In a way, then, we have been doing pastoral planning since Pentecost, as His first disciples prayed and considered His imperative to “Go, teach all nations!”

You can read my whole column here.

Continuing to Move Forward with Making All Things New

Thursday, June 6th, 2013

Today is a promising day, because about 300 of our priests, deacons, religious, and our pastoral planning women and men, will be joining me at Saint Joseph’s Seminary to begin the next phase of our pastoral planning process, Making All Things New.

Many of you have already been a part of the beginning stages of our pastoral planning, which began under Bishop Dennis Sullivan – then our Vicar General, now the Bishop of Camden, New Jersey – and very ably carried on now by Father John O’Hara.  The parish surveys that were completed by parishioners in nearly all of our parishes yielded thousand of responses, Bishop Sullivan and his team met with thousands of our people at sites all over the archdiocese, and these responses have been very carefully studied as an initial indicator of the pastoral needs of the Catholic faithful in this archdiocese.

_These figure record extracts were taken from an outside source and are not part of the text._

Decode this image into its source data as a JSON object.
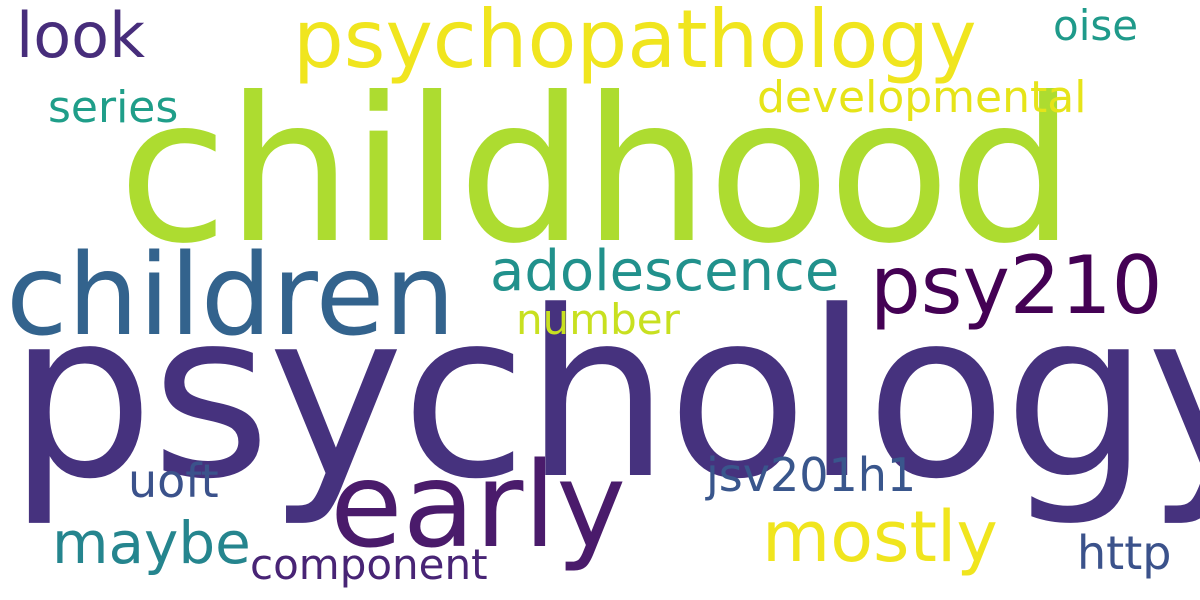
{
  "background": "#ffffff",
  "words": [
    {
      "text": "psychology",
      "color": "#46327e"
    },
    {
      "text": "childhood",
      "color": "#addc30"
    },
    {
      "text": "children",
      "color": "#33638d"
    },
    {
      "text": "early",
      "color": "#4a1b6b"
    },
    {
      "text": "psychopathology",
      "color": "#f0e51e"
    },
    {
      "text": "psy210",
      "color": "#440154"
    },
    {
      "text": "adolescence",
      "color": "#21918c"
    },
    {
      "text": "mostly",
      "color": "#f0e51e"
    },
    {
      "text": "developmental",
      "color": "#e6e419"
    },
    {
      "text": "look",
      "color": "#472d7b"
    },
    {
      "text": "oise",
      "color": "#1f9a8a"
    },
    {
      "text": "series",
      "color": "#1f9e89"
    },
    {
      "text": "number",
      "color": "#c8e020"
    },
    {
      "text": "maybe",
      "color": "#25858e"
    },
    {
      "text": "uoft",
      "color": "#3b528b"
    },
    {
      "text": "jsv201h1",
      "color": "#39568c"
    },
    {
      "text": "component",
      "color": "#482475"
    },
    {
      "text": "http",
      "color": "#3b528b"
    }
  ]
}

At today’s meeting, we will be introducing The Reid Group, a company that specializes in assisting dioceses in their pastoral planning process.  The Reid Group will be working with the Archdiocese of New York, and, more specifically, with our parishioners, parishes, and regions, as we seek your input and ideas about what should be done in pastoral planning.  Every parish will be involved in this process, and we can only succeed if we are all committed to working together to share our ideas in order that we might renew and strengthen our parishes and parish life.

As we continue with our pastoral planning, I can assure you of two things.  The first is that no decisions have already been reached about what changes will be made at the end of our process.  Those decisions will only be reached after much consultation with our laity, our religious, and our clergy.  We need you and your wisdom to help guide this process. The second thing I can promise is that we will always proceed patiently, prudently, and prayerfully.  And, The Reid Group will help us to do just that.

For now, I ask for your continued prayers that the Holy Spirit will guide Making All Things New, and I invite and look forward to your active participation in your parish as our pastoral planning gets underway in earnest this fall!